The most underrated longevity tool is knowing when to stop

Before reaching for the next supplement, treatment or routine, Yinon suggests a simple filter: What is this actually meant to do, and do you need it right now? Is it helping the body recover, or adding more stress? How do you feel after, not just in the moment, but the next day? And can you sustain it, or is it just another layer of complexity?
“The goal is not to do everything, but to choose what creates measurable, positive change over time,” he says.
Take Wednesdays, which is usually my contrast therapy day. It’s one of the few occasions that I get to properly switch off and be temporarily uncontactable as a parent. There was a week, though, when I felt tired and irritable. Usually, I would brush the mental slump aside and soldier on, only to feel much the same after.

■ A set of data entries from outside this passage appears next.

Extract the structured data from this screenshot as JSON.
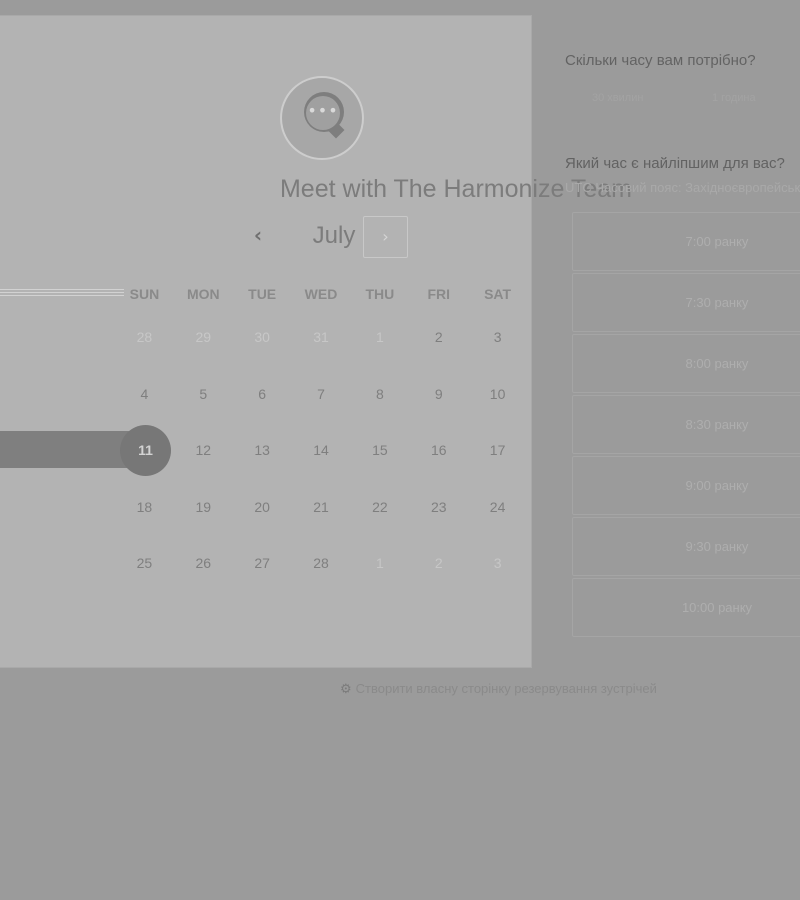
{
  "calendar": {
    "title": "Meet with The Harmonize Team",
    "month": "July",
    "prev_icon": "‹",
    "next_icon": "›",
    "weekdays": [
      "SUN",
      "MON",
      "TUE",
      "WED",
      "THU",
      "FRI",
      "SAT"
    ],
    "weeks": [
      [
        {
          "d": "28",
          "m": true
        },
        {
          "d": "29",
          "m": true
        },
        {
          "d": "30",
          "m": true
        },
        {
          "d": "31",
          "m": true
        },
        {
          "d": "1",
          "m": true
        },
        {
          "d": "2",
          "m": false
        },
        {
          "d": "3",
          "m": false
        }
      ],
      [
        {
          "d": "4",
          "m": false
        },
        {
          "d": "5",
          "m": false
        },
        {
          "d": "6",
          "m": false
        },
        {
          "d": "7",
          "m": false
        },
        {
          "d": "8",
          "m": false
        },
        {
          "d": "9",
          "m": false
        },
        {
          "d": "10",
          "m": false
        }
      ],
      [
        {
          "d": "11",
          "m": false,
          "s": true
        },
        {
          "d": "12",
          "m": false
        },
        {
          "d": "13",
          "m": false
        },
        {
          "d": "14",
          "m": false
        },
        {
          "d": "15",
          "m": false
        },
        {
          "d": "16",
          "m": false
        },
        {
          "d": "17",
          "m": false
        }
      ],
      [
        {
          "d": "18",
          "m": false
        },
        {
          "d": "19",
          "m": false
        },
        {
          "d": "20",
          "m": false
        },
        {
          "d": "21",
          "m": false
        },
        {
          "d": "22",
          "m": false
        },
        {
          "d": "23",
          "m": false
        },
        {
          "d": "24",
          "m": false
        }
      ],
      [
        {
          "d": "25",
          "m": false
        },
        {
          "d": "26",
          "m": false
        },
        {
          "d": "27",
          "m": false
        },
        {
          "d": "28",
          "m": false
        },
        {
          "d": "1",
          "m": true
        },
        {
          "d": "2",
          "m": true
        },
        {
          "d": "3",
          "m": true
        }
      ]
    ]
  },
  "right": {
    "duration_question": "Скільки часу вам потрібно?",
    "durations": [
      "30 хвилин",
      "1 година"
    ],
    "time_question": "Який час є найліпшим для вас?",
    "timezone": "UTC Часовий пояс: Західноєвропейський",
    "slots": [
      "7:00 ранку",
      "7:30 ранку",
      "8:00 ранку",
      "8:30 ранку",
      "9:00 ранку",
      "9:30 ранку",
      "10:00 ранку"
    ]
  },
  "footer": {
    "icon": "hubspot-icon",
    "text": "Створити власну сторінку резервування зустрічей"
  }
}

However, feeling a little naughty and rebellious, I skipped the bathhouse, opting instead to head to the nearest medspa for a good, old facial. That night, I slept better than I had in days.
So perhaps the answer isn’t always to add, refine or optimise. Sometimes, it’s recognising when the body is asking for something else entirely, and having the restraint to listen.
Because in the end, if the routine leaves no room for a lazy Wednesday or, heaven forbid, a slice of cake eaten without nutritional analysis, it may be worth asking what exactly we are trying to live longer for.
Important Notice: This article is for general information and should not be considered medical advice. While we strive for accuracy, medical conditions vary, and the treatments mentioned may not suit everyone. Consult a qualified healthcare professional for personalised medical guidance.